Getting more out of business as usual

Every day we see public works taking place – street improvements, parks development, public facilities, and transport improvements. Fundamentally these are about making places better for people to live, work and play.

But what if councils and government agencies could make this happen in a way that delivers additional benefits, or social value, to communities? What if the value that ratepayers receive from public services could deliver some extra social value that can help strengthen the fabric of communities?

What if the way that councils and government agencies purchase services could be used to get these additional benefits?

One area of work that I’ve really enjoyed this year has been social procurement. It’s an emerging practice in New Zealand, particularly in Auckland, and is well-established overseas, especially in the UK and Australia.

It’s about using business as usual purchasing and contracting to get extra social value. The key ingredients are:

  • Policy – to set the conditions for social procurement to occur in practice
  • Contracting – to specify the social value that an organisation is seeking providers to deliver, and to shape the market’s response
  • Market development – to build innovative approaches and new supplier markets
  • Supplier development – to support organisations, such as social enterprises or community organisations, to become fit for purpose players in the market and able to deliver social value

When organisations like Auckland Council spend over $3 billion per annum on procurement, there's a real opportunity to use the procurement level to get more benefits for communities.

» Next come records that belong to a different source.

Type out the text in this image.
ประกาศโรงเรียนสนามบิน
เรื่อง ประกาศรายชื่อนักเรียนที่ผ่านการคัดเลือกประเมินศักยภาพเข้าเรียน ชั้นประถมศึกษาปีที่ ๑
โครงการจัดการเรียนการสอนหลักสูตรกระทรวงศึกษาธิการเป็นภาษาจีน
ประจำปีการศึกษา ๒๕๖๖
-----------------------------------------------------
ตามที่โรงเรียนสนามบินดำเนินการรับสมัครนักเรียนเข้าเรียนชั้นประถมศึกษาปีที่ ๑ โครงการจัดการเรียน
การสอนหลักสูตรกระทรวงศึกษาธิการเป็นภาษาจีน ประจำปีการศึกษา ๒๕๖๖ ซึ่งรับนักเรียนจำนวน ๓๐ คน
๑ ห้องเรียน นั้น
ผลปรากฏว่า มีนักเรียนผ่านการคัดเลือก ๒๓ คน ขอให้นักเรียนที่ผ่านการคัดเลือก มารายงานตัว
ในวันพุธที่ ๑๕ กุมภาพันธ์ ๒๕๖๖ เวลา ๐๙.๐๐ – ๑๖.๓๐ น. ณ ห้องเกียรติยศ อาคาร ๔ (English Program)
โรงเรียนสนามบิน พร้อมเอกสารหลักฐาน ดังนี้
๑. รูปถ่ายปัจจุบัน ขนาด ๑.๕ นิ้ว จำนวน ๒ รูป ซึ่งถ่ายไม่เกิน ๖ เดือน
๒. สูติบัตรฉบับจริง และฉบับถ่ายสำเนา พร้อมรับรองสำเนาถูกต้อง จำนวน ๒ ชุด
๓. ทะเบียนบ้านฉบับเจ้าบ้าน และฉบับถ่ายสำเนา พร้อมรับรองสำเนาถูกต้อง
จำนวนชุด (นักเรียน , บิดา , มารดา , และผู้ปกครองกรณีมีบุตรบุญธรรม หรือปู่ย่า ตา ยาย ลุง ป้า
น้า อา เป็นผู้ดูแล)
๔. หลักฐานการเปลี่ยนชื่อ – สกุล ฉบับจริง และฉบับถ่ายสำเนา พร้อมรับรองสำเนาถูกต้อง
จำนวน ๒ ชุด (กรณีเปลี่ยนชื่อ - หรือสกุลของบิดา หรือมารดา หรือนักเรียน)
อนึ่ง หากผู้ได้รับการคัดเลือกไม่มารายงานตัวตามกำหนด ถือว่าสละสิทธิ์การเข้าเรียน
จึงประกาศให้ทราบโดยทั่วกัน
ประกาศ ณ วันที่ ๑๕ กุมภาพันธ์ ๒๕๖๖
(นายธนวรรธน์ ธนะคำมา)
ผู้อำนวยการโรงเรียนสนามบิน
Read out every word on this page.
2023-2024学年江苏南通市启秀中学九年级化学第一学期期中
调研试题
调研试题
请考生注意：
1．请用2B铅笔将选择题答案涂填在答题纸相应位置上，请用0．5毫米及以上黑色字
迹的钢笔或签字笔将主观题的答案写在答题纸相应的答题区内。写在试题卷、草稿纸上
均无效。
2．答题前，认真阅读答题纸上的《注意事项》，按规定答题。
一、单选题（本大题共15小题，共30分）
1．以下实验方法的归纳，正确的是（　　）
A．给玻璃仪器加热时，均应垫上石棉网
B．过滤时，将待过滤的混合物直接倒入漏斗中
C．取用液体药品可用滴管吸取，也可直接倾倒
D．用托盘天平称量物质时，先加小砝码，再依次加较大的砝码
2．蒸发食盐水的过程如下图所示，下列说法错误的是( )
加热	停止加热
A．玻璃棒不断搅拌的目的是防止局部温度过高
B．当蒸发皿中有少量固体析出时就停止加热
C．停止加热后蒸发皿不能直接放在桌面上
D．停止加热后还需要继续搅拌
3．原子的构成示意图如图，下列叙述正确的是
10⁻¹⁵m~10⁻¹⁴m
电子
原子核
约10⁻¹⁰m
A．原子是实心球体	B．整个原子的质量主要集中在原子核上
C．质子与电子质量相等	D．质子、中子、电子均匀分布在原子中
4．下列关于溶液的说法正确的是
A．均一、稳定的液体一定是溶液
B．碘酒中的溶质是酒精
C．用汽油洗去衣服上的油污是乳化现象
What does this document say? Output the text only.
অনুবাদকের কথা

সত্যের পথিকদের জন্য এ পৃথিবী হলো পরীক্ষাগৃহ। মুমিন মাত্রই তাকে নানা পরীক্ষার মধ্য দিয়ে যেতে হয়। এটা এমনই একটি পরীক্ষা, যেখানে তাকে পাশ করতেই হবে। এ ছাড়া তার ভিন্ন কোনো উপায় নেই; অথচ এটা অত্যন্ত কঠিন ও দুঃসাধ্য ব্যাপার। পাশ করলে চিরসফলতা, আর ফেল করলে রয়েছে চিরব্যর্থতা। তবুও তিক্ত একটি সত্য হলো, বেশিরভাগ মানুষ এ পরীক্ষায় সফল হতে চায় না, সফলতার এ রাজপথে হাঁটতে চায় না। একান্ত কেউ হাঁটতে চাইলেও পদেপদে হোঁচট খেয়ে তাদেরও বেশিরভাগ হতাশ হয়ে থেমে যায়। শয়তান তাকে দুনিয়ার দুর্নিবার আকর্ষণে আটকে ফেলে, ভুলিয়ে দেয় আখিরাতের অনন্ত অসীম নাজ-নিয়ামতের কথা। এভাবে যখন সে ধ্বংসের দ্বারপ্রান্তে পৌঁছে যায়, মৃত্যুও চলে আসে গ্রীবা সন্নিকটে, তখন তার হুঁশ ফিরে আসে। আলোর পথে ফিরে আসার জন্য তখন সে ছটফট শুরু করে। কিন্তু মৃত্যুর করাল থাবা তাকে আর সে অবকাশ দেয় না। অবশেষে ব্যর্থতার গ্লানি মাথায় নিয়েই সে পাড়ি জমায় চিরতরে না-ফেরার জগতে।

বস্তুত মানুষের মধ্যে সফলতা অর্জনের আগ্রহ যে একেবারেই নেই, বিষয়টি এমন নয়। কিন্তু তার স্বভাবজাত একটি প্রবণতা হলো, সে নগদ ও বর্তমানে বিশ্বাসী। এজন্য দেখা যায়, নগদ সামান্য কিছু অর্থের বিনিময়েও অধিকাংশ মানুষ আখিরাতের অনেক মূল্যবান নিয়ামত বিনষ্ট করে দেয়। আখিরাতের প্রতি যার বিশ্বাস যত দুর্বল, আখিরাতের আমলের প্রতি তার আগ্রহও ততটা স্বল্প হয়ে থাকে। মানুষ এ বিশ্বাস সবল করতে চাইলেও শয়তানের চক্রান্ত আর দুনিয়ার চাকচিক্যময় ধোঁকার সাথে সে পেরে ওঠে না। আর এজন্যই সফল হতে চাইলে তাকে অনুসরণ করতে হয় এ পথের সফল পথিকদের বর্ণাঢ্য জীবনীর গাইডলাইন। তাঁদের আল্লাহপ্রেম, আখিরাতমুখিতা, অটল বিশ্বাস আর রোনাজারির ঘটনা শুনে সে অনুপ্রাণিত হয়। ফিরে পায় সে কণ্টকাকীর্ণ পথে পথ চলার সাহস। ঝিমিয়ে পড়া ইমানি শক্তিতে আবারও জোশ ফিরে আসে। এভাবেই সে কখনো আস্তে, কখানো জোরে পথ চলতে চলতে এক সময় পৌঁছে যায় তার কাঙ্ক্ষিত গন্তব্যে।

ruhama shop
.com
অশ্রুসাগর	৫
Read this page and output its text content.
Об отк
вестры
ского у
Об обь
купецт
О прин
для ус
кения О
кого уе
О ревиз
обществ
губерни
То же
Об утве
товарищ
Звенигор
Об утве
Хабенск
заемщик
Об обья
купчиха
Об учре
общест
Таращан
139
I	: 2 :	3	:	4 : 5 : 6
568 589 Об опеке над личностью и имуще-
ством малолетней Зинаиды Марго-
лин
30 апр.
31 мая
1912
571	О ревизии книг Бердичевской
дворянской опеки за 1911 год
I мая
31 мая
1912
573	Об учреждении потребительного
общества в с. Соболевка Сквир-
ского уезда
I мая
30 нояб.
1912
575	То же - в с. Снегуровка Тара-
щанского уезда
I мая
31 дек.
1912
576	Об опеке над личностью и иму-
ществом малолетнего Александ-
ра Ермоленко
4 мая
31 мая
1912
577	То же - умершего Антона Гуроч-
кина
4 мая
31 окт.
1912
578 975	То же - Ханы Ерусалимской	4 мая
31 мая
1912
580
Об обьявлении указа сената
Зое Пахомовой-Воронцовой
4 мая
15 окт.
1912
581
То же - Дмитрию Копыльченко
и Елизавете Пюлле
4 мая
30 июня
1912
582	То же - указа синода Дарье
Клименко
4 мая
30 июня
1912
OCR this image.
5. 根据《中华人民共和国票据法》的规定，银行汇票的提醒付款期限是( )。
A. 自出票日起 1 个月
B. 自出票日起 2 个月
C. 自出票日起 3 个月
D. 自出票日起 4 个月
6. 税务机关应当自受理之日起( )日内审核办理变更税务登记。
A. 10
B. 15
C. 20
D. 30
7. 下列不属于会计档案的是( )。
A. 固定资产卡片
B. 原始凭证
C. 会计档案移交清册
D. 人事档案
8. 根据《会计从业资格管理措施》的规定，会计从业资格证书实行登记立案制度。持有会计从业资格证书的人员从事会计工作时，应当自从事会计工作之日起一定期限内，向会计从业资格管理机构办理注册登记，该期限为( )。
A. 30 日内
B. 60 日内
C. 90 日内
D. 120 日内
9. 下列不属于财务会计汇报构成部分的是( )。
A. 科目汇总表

Earlier this year, Rachael Butler and I completed an evaluation of a social procurement initiative in Mt Roskill, Auckland. The project, called Te Auaunga, was at one level simply a flood mitigation initiative for a local stream (also called Oakley Creek).

At another level, the initiative offered a range of placemaking opportunities, including park and environmental restoration, and new community facilities.

And at yet another level, Auckland Council and the Puketāpapa Local Board saw opportunities to bring about further social benefits to train and employ local young people, and set up a social enterprise plant nursery.

The employment initiative recruited 17 young people to complete a construction skills certificate course at a local training centre; many of them were then channelled into positions with the works contractor and to the social enterprise.

The social enterprise, Te Whangai Trust, established a native nursery on the grounds of a local school, and in the process created a new community hub, and hands-on learning for school children. The trust’s work focuses on bringing long-term unemployed and people with mental health and/or offending histories into sustained employment through building work and life skills. The nursery brings in 60 people each year to deliver the plants, planting and plant maintenance for Te Auaunga.

As our evaluation showed, the process was not without its challenges, and we understand that retention in the youth employment initiative was a particular challenge. But the project highlighted some real potential for social procurement, and lessons for future activity.

I’m currently working with The Southern Initiative at Auckland Council to document a series of social procurement case studies. The report on this will be coming out in the next few months. In the meantime, our report on Te Auaunga can be accessed here, at Auckland Council's RIMU website.

With a new government committed to regional development and sustainable employment, there may well be a role for social procurement to do more than just deliver capital works over the next few years.

With thanks to Auckland Council for commissioning the evaluation of Te Auaunga.